E. Thomas Wood (born October 9, 1963) is an American journalist, historian and freelance writer. From 2005 until 2011, he worked as a reporter for NashvillePost.com, a local business and political news website in Nashville, Tennessee, and related publications.

In the 1990s, Wood regularly contributed to The New York Times from Nashville and other locations (including Romania, where he lectured at universities in 1997), and to The Wall Street Journal. He was the founding editor of Bank Director magazine and served as editor and publisher of Nashville Life and Business Nashville magazines. He was a business reporter and interim business editor at The Tennessean in the early 1990s. Since 2012, he has worked as a staff marketing writer for the global law firm Pillsbury Winthrop Shaw Pittman LLP.

He has been a member since 1998 of the state-chartered Tennessee Holocaust Commission and since 2018 of the Metropolitan Nashville Historical Commission.

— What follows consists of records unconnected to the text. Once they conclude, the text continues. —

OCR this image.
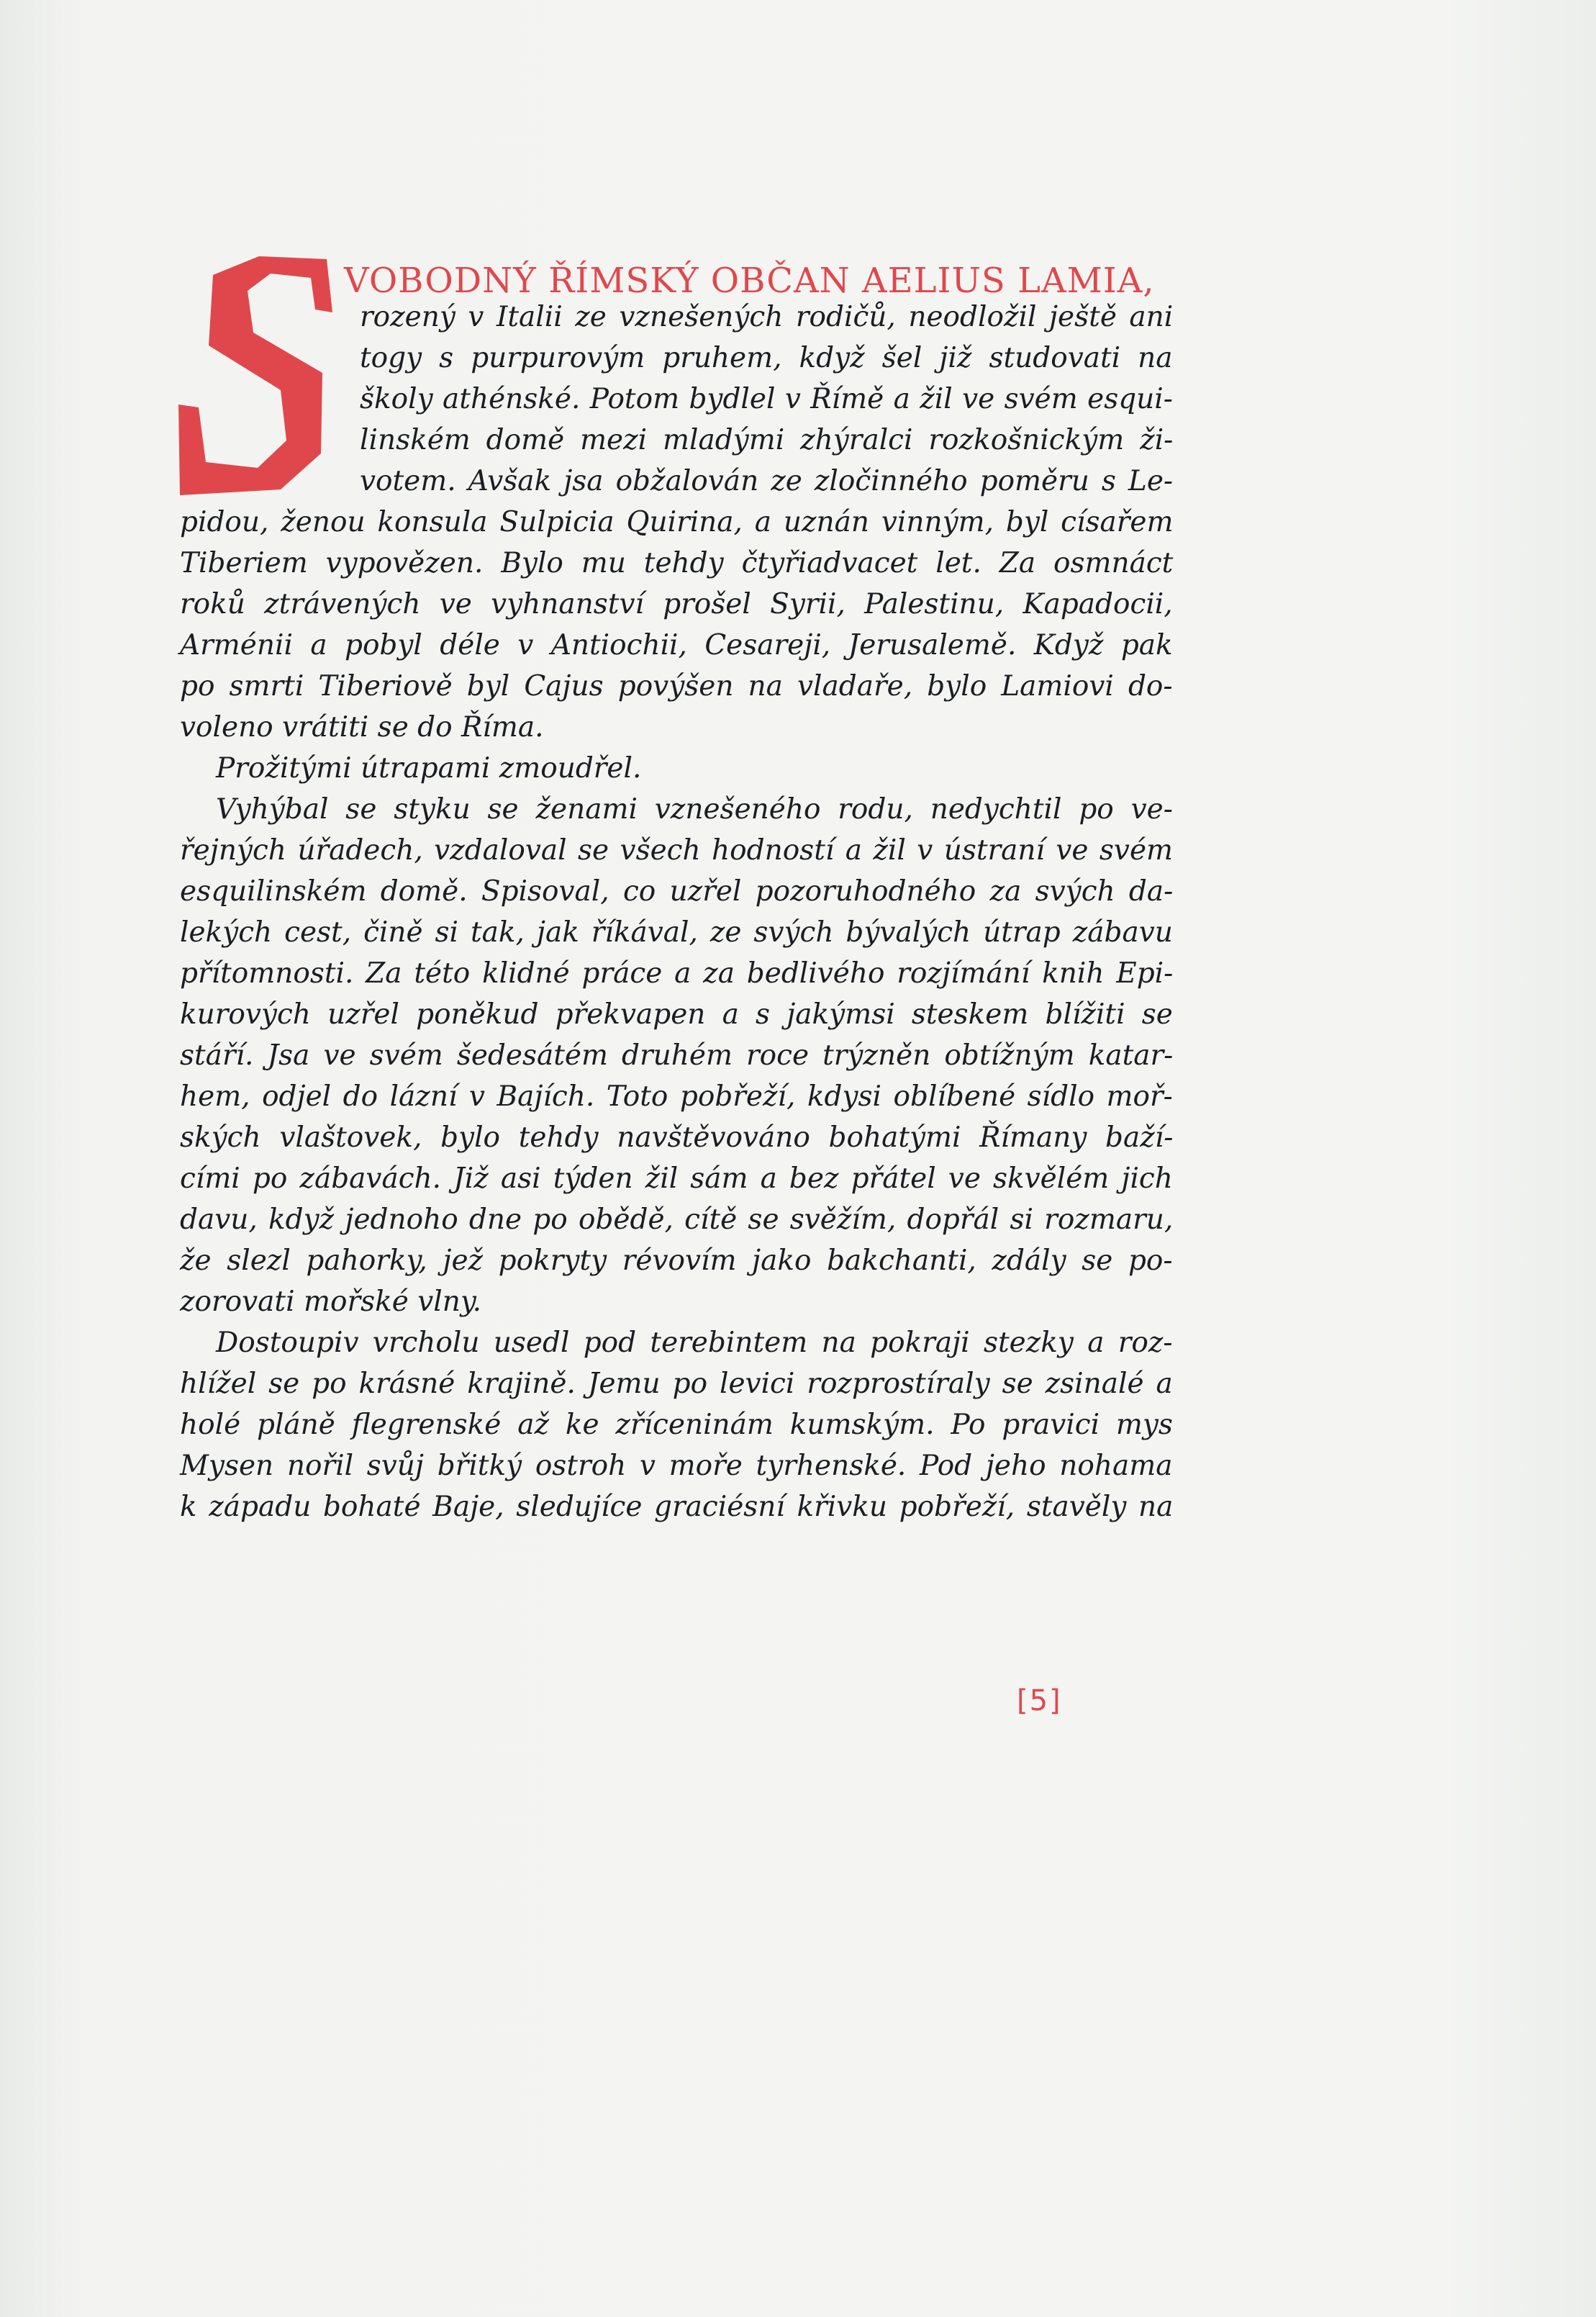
VOBODNÝ ŘÍMSKÝ OBČAN AELIUS LAMIA,
rozený v Italii ze vznešených rodičů, neodložil ještě ani
togy s purpurovým pruhem, když šel již studovati na
školy athénské. Potom bydlel v Římě a žil ve svém esqui-
linském domě mezi mladými zhýralci rozkošnickým ži-
votem. Avšak jsa obžalován ze zločinného poměru s Le-
pidou, ženou konsula Sulpicia Quirina, a uznán vinným, byl císařem
Tiberiem vypovězen. Bylo mu tehdy čtyřiadvacet let. Za osmnáct
roků ztrávených ve vyhnanství prošel Syrii, Palestinu, Kapadocii,
Arménii a pobyl déle v Antiochii, Cesareji, Jerusalemě. Když pak
po smrti Tiberiově byl Cajus povýšen na vladaře, bylo Lamiovi do-
voleno vrátiti se do Říma.
Prožitými útrapami zmoudřel.
Vyhýbal se styku se ženami vznešeného rodu, nedychtil po ve-
řejných úřadech, vzdaloval se všech hodností a žil v ústraní ve svém
esquilinském domě. Spisoval, co uzřel pozoruhodného za svých da-
lekých cest, čině si tak, jak říkával, ze svých bývalých útrap zábavu
přítomnosti. Za této klidné práce a za bedlivého rozjímání knih Epi-
kurových uzřel poněkud překvapen a s jakýmsi steskem blížiti se
stáří. Jsa ve svém šedesátém druhém roce trýzněn obtížným katar-
hem, odjel do lázní v Bajích. Toto pobřeží, kdysi oblíbené sídlo moř-
ských vlaštovek, bylo tehdy navštěvováno bohatými Římany baží-
cími po zábavách. Již asi týden žil sám a bez přátel ve skvělém jich
davu, když jednoho dne po obědě, cítě se svěžím, dopřál si rozmaru,
že slezl pahorky, jež pokryty révovím jako bakchanti, zdály se po-
zorovati mořské vlny.
Dostoupiv vrcholu usedl pod terebintem na pokraji stezky a roz-
hlížel se po krásné krajině. Jemu po levici rozprostíraly se zsinalé a
holé pláně flegrenské až ke zříceninám kumským. Po pravici mys
Mysen nořil svůj břitký ostroh v moře tyrhenské. Pod jeho nohama
k západu bohaté Baje, sledujíce graciésní křivku pobřeží, stavěly na
[5]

A native of Nashville, Wood is a graduate of that city's Montgomery Bell Academy (having attended Riverside Military Academy in seventh grade, 1976–77) and Vanderbilt University. He holds a Master's degree in European Studies from Pembroke College, Cambridge.

==Works==
- Karski: How One Man Tried to Stop the Holocaust, New York: John Wiley and Sons, 1994. ISBN 0-471-14573-4.
- Nashville: An American Self-Portrait (co-editor), Nashville: Beaten Biscuit Press, 2001. ISBN 0-9706702-1-4.
- Profiles in Tenacity: A Century of Stories from Nashville School of Law, Beckon Books, 2010. ISBN 978-1-935442-05-9.
- The Suspect: A Memoir (introduction; consultant on companion documentary Indelible: The Case Against Jeffrey Womack ), Nashville: Eveready Press, 2012. ISBN 0-9858365-04.
- H.G. Hill Company: A Family Tradition in Three Centuries, Nashville: Grandin Hood Publishers, 2020. ISBN 978-1-73393-0444.